3. Ante esta situación de excepcionalidad política e inestabilidad institucional, las fuerzas progresistas hemos de ofrecer unas certezas mínimas. Nuestro primer objetivo debería de ser mantenernos firmes en las posiciones de diálogo y conseguir, a través de las vías que reúnan consensos más amplios, que los dirigentes independentistas presos puedan volver cuanto antes a sus casas. Este es el primer reto de septiembre y el más urgente. Mucha gente no independentista puede rechazar el comportamiento político de los dirigentes independentistas, pero quiere desjudicializar el conflicto y además sabe que la excepcionalidad no puede alterar toda la discusión política ni alterar la convivencia. Debemos explorar todas las vías legales y pacíficas para alcanzar este objetivo cuanto antes, pero nosotros seguimos insistiendo en la necesidad de una reforma del Código Penal, en la que el legislativo aclare los límites de los delitos de rebelión y sedición, y ponga fin a interpretaciones discrecionales.

4. Después de años de bloqueo y de arrastrar unos presupuestos desde 2017, tenemos unos servicios públicos que se están degradando y una profunda desigualdad que fractura nuestra sociedad. La losa de la precariedad, la segregación y la falta de igualdad de oportunidades no pueden esperar y menos ante una coyuntura en que se asoma en el horizonte una nueva recesión. Por eso, Catalunya necesita unas cuentas que permitan avanzar en el blindaje de los derechos sociales, en más feminismo, y en la lucha contra la crisis climática. Nosotras estamos comprometidas con ser un dique de contención contra los recortes, pero si el Govern no da este giro y continúa en el desgobierno permanente, las elecciones serán irremediables.

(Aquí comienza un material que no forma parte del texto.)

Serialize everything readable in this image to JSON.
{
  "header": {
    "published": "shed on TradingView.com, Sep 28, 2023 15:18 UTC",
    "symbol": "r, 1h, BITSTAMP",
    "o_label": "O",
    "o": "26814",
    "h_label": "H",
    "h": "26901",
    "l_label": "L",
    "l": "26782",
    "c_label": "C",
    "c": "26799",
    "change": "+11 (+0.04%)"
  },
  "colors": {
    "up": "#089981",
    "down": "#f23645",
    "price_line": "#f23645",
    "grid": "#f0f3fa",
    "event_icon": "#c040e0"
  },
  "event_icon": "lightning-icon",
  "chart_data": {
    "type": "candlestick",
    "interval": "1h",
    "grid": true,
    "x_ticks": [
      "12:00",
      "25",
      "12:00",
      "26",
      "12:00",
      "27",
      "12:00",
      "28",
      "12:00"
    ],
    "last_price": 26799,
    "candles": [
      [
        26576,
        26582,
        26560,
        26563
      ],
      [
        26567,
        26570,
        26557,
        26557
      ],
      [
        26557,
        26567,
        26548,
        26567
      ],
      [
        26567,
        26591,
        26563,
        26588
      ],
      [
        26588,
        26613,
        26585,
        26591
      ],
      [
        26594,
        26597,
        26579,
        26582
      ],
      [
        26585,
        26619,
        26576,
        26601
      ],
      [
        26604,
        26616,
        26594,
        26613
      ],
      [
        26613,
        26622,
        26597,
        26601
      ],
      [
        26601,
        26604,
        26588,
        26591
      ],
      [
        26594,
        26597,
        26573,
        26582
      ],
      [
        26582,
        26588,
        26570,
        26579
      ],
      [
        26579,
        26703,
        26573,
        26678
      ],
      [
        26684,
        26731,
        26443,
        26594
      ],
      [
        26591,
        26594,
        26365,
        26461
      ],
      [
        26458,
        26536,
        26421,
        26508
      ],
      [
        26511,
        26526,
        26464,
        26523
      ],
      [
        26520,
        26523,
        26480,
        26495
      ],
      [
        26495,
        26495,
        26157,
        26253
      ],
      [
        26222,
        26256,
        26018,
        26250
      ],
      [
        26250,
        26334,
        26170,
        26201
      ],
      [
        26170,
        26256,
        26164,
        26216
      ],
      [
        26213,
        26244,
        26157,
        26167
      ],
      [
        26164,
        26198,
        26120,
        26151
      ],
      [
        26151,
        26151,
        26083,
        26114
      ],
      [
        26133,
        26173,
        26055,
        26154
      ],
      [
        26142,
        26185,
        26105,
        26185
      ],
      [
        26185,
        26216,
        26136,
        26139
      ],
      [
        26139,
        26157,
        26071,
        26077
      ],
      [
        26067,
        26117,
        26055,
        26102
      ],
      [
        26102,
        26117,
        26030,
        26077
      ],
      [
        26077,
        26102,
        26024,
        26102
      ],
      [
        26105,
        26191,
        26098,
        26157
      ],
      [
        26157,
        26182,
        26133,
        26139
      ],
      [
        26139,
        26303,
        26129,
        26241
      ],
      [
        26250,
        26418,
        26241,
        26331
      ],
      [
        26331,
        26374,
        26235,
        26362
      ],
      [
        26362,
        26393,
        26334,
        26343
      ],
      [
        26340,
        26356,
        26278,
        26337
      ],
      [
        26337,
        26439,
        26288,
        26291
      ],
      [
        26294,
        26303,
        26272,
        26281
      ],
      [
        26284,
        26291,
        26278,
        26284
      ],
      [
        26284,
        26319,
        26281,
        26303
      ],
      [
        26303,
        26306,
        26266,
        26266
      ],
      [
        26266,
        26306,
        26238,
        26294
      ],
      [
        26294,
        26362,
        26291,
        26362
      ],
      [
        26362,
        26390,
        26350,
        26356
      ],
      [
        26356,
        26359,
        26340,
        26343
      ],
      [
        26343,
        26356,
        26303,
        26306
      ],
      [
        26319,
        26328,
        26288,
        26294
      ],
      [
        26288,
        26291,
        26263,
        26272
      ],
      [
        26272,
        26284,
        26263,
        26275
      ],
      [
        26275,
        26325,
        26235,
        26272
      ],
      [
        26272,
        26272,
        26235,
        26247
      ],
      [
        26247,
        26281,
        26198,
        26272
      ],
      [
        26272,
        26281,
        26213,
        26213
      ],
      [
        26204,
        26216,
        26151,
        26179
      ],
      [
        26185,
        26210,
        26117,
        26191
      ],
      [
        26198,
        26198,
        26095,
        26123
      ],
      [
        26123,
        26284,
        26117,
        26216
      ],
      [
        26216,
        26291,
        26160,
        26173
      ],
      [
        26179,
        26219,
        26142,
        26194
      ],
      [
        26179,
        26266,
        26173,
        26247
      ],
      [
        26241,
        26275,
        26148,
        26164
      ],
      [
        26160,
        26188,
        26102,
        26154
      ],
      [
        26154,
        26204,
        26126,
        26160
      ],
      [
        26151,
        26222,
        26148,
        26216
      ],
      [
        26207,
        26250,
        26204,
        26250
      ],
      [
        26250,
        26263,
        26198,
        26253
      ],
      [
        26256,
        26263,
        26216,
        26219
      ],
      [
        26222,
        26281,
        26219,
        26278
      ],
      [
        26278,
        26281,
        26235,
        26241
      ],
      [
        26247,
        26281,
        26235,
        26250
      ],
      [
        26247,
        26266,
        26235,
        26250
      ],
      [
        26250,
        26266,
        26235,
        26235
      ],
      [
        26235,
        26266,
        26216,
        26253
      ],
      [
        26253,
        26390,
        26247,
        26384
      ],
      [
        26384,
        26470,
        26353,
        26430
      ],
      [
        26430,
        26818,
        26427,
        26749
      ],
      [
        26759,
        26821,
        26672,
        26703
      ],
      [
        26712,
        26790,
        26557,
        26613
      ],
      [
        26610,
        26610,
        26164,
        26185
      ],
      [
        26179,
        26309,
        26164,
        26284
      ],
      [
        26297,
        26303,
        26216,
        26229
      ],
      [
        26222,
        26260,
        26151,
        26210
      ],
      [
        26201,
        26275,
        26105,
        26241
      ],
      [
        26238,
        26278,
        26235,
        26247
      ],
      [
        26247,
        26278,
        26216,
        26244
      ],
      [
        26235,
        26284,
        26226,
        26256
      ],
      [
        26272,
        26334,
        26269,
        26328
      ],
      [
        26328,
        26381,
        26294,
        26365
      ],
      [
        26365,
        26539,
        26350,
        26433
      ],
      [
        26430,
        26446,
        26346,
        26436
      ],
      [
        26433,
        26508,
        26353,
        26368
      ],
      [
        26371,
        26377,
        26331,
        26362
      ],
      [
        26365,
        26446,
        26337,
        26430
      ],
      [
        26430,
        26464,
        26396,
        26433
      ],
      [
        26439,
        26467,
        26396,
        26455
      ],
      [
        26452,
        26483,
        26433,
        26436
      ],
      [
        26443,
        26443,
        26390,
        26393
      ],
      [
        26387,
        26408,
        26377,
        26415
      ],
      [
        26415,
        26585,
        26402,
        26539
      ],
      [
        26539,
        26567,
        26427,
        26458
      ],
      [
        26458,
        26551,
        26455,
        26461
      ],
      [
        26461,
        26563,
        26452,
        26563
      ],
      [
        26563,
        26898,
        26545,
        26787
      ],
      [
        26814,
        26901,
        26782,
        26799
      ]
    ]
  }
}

5. Para terminar, quería referirme al tercer reto de septiembre, que tampoco puede esperar. El 27 de septiembre se producirá una huelga mundial por el clima, que en el Estado es convocada por más de un centenar de organizaciones y que tiene como objetivo exigir a las instituciones y las autoridades públicas que asuman su responsabilidad en la lucha contra la crisis climática. La juventud y los expertos están marcando el camino para que todas pongamos por delante el objetivo de salvar el planeta desde la colaboración y en un marco de soberanías compartidas: Europa, España, Catalunya y las ciudades, que son cada vez más protagonistas.

El conflicto no puede poner en pausa otros grandes retos que tenemos por delante.